C'est très difficile à dire puisque j'ai interrompu le travail plus d'une fois: Pour faire l'adaptation de Maupiti sur PC, et en suite pour faire Vroom. Mais cela m'a pris des mois et des mois bien sûr.
As-tu eu une liberté de création sur Sukiya où les graphismes étaient déjà story-boardé ?
J'étais totalement libre. Mais je travaillais aussi avec le scénariste Sylvain Bruchon* qui élaborait le scénario simultanément. Il me demandait parfois des modifications mineures. Mes images étaient aussi pour lui une base pour faire évoluer son scénario.
Il y avait un gros travail de documentation puisqu'il était pour nous hors de question de faire de l'à peut prés. Nous nous sommes imprégnés le plus possible de la culture nipponne.
Est-ce que la partie développement était aussi avancée et y avait t-il une démo tournante de Sukiya ? y a-t-il encore quelques choses à trouver sur ce jeu ?
Non! Il n'existe aucune démo. La programmation n'a jamais été commencée puisque celui qui était en charge de s'en occuper n'avait pas terminé celle de Black Sect!... Petit problème de dépassement de délais de quelques mois!...A bon entendeur, salut!....
Tu as eu une excellente idée en mettant les images de Sukiya sur ton site, étais ce par soucis de préservation ?
J'ai mi les images de Soukiya sur mon site car cela fait partie de mon travail et de mon évolution professionnelle. Il faut bien qu'elle aient au moins servi à ça!!!.
Tu as aussi travaillé sur Official F1 Racing, F1 Racing et Warm up , est-ce que le virage 2D/3D a été difficile à négocier ?
Je ne suis pas trop qualifier pour répondre précisément bien sûr, mais je crois qu'au début JL Langlois et Daniel Macré se sont payés quelques bonnes suées. Non c'était pas évident. Ils voulaient acheter un moteur 3D à une petite boite de développement mais puisque c'était hors de prix pour nos petits moyens, Jean-luc Langlois a préféré le réaliser luis même. D'autre programmeur sont venus grossir les rangs de Lankhor pour l'aider dans sa tache. En fait, après de longues turpitudes cérébrales étalées sur plus d'un an, ils à obtenu un bien meilleur moteur 3D. Ce qui fait qu'au bilan, Lankhor était propriétaire d'une technologie que nous pouvions revendre à notre tour.

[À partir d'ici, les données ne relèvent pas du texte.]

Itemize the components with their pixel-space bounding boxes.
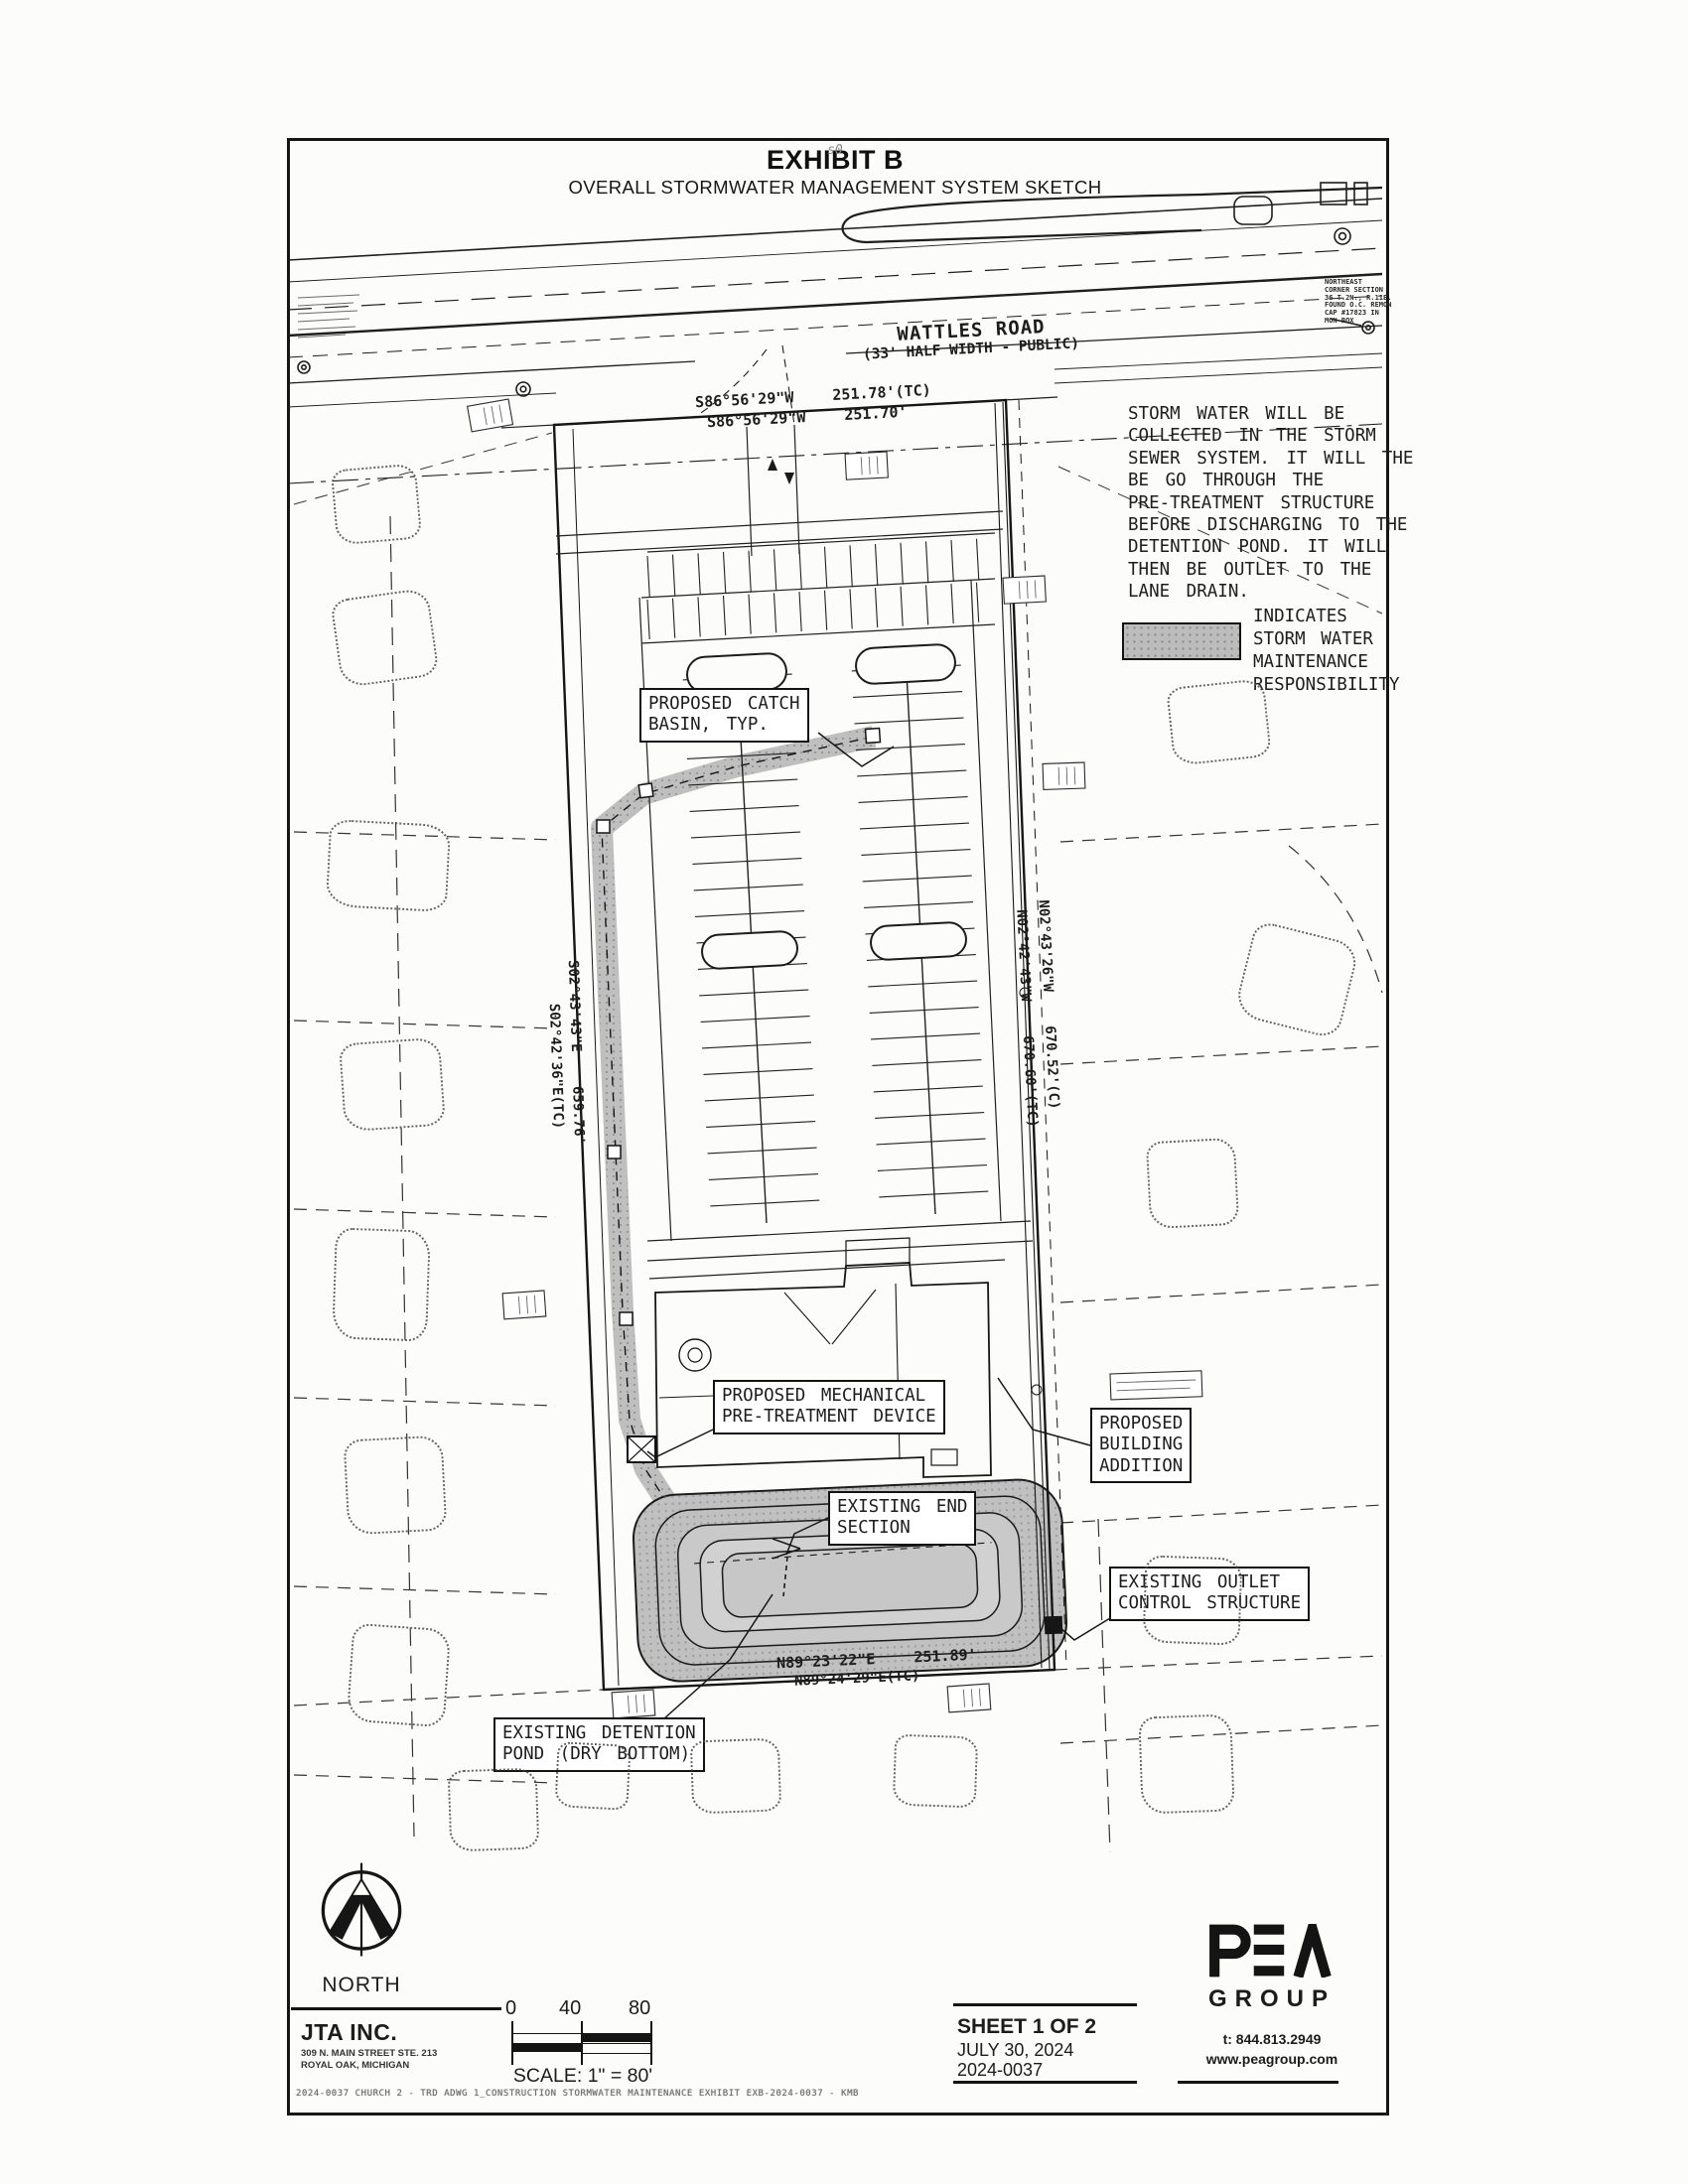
project-number: 2024-0037 [957, 2060, 1043, 2081]
callout-building-addition: PROPOSED BUILDING ADDITION [1090, 1408, 1192, 1483]
house-footprint [332, 1227, 431, 1341]
note-line: THEN BE OUTLET TO THE [1128, 559, 1413, 581]
callout-line: BASIN, TYP. [648, 715, 800, 736]
house-footprint [347, 1623, 452, 1728]
callout-line: PROPOSED [1099, 1414, 1183, 1434]
file-path-fineprint: 2024-0037 CHURCH 2 - TRD ADWG 1_CONSTRUC… [296, 2089, 859, 2099]
callout-line: SECTION [837, 1518, 967, 1539]
brand-group-label: GROUP [1197, 1985, 1346, 2013]
callout-pretreatment: PROPOSED MECHANICAL PRE-TREATMENT DEVICE [713, 1380, 945, 1434]
house-footprint [326, 819, 451, 912]
house-footprint [330, 588, 439, 689]
callout-end-section: EXISTING END SECTION [828, 1491, 976, 1546]
titleblock-divider [1178, 2081, 1338, 2084]
callout-line: EXISTING END [837, 1497, 967, 1518]
callout-catch-basin: PROPOSED CATCH BASIN, TYP. [639, 688, 809, 743]
note-line: STORM WATER WILL BE [1128, 403, 1413, 425]
sheet-number: SHEET 1 OF 2 [957, 2015, 1096, 2039]
scale-bar-segment [581, 2043, 652, 2054]
note-line: BE GO THROUGH THE [1128, 470, 1413, 491]
house-footprint [1146, 1138, 1239, 1230]
scan-mark: s0 [827, 143, 843, 158]
callout-line: ADDITION [1099, 1456, 1183, 1477]
note-line: BEFORE DISCHARGING TO THE [1128, 514, 1413, 536]
scale-bar: 0 40 80 SCALE: 1" = 80' [501, 1997, 670, 2089]
house-footprint [1142, 1555, 1242, 1645]
plan-sheet: EXHIBIT B OVERALL STORMWATER MANAGEMENT … [0, 0, 1688, 2184]
note-line: COLLECTED IN THE STORM [1128, 425, 1413, 447]
firm-address-2: ROYAL OAK, MICHIGAN [301, 2060, 409, 2071]
legend-line: RESPONSIBILITY [1253, 674, 1400, 697]
titleblock-divider [953, 2081, 1137, 2084]
legend-swatch [1122, 622, 1241, 660]
firm-name: JTA INC. [301, 2019, 397, 2046]
callout-line: PRE-TREATMENT DEVICE [722, 1407, 936, 1428]
callout-line: PROPOSED CATCH [648, 694, 800, 715]
legend-line: INDICATES [1253, 606, 1400, 628]
north-label: NORTH [310, 1974, 413, 1997]
note-line: PRE-TREATMENT STRUCTURE [1128, 492, 1413, 514]
brand-web: www.peagroup.com [1197, 2051, 1346, 2067]
scale-bar-segment [511, 2043, 581, 2052]
firm-address-1: 309 N. MAIN STREET STE. 213 [301, 2048, 437, 2059]
note-line: LANE DRAIN. [1128, 581, 1413, 603]
callout-line: BUILDING [1099, 1434, 1183, 1455]
scale-tick-0: 0 [505, 1997, 516, 2020]
legend-line: STORM WATER [1253, 628, 1400, 651]
house-footprint [344, 1434, 448, 1535]
house-footprint [1166, 678, 1272, 766]
survey-line: MON BOX [1325, 318, 1391, 326]
brand-phone: t: 844.813.2949 [1197, 2031, 1346, 2047]
sheet-date: JULY 30, 2024 [957, 2040, 1073, 2061]
scale-tick-80: 80 [629, 1997, 650, 2020]
ne-corner-note: NORTHEAST CORNER SECTION 36 T.2N., R.11E… [1325, 279, 1391, 326]
titleblock-divider [291, 2007, 501, 2010]
titleblock-divider [953, 2003, 1137, 2006]
house-footprint [893, 1734, 978, 1809]
house-footprint [1138, 1713, 1234, 1814]
scale-tick-40: 40 [559, 1997, 581, 2020]
legend: INDICATES STORM WATER MAINTENANCE RESPON… [1253, 606, 1400, 697]
page-subtitle: OVERALL STORMWATER MANAGEMENT SYSTEM SKE… [287, 177, 1383, 199]
north-arrow-icon [316, 1860, 407, 1972]
house-footprint [448, 1767, 540, 1851]
house-footprint [331, 463, 422, 545]
scale-bar-segment [581, 2033, 650, 2042]
house-footprint [554, 1741, 631, 1811]
stormwater-note: STORM WATER WILL BE COLLECTED IN THE STO… [1128, 403, 1413, 604]
callout-line: PROPOSED MECHANICAL [722, 1386, 936, 1407]
house-footprint [339, 1037, 446, 1133]
note-line: DETENTION POND. IT WILL [1128, 536, 1413, 558]
house-footprint [690, 1737, 782, 1814]
pea-logo-icon: PEA [1205, 1924, 1336, 1978]
scale-label: SCALE: 1" = 80' [493, 2065, 672, 2088]
note-line: SEWER SYSTEM. IT WILL THE [1128, 448, 1413, 470]
legend-line: MAINTENANCE [1253, 651, 1400, 674]
callout-line: EXISTING DETENTION [502, 1723, 696, 1744]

Jean-Luc était une figure emblématique dans le jeu vidéo, et aussi une sacrée pointure en programmation. Je peux dire qu'a la distribution de la bêtise il était pas vraiment dans la file d'attente!
Sans parler de ces qualités humaines qui font que cela a été pour moi une rencontre trés enrichisante. Je garde un bon souvenir de mes relations avec lui.
Que fais-tu maintenant ?
Depuis j'ai tourné la page, ou devrais-je dire, j'ai cliqué sur un autre répertoire. Apres une longue période d'inactivité professionnelle, ponctuée d'une formation de 6 mois à Paris comme graphiste PAO / web designer, j'ai intégré une petite équipe de retouche photo en travaillant uniquement sur Photoshop. Le pied! Je travail sur des photos pour les grandes agences de pub. De temps à autre je fais des illustrations pour le plaisir. Et puis qui sait?... Un jour!..
En tout cas, quant je repense, non sans une certaine nostalgie, à cette grande période passée faisant de moi une sorte de diplodo-informaticus, je me dis que j'ai eu la chance, le plaisir et l'orgueil d'avoir vécu l'époque dorée du jeu vidéo.
Je te remercie d'avoir bien voulu répondre à mes questions et je te souhaite une bonne continuation.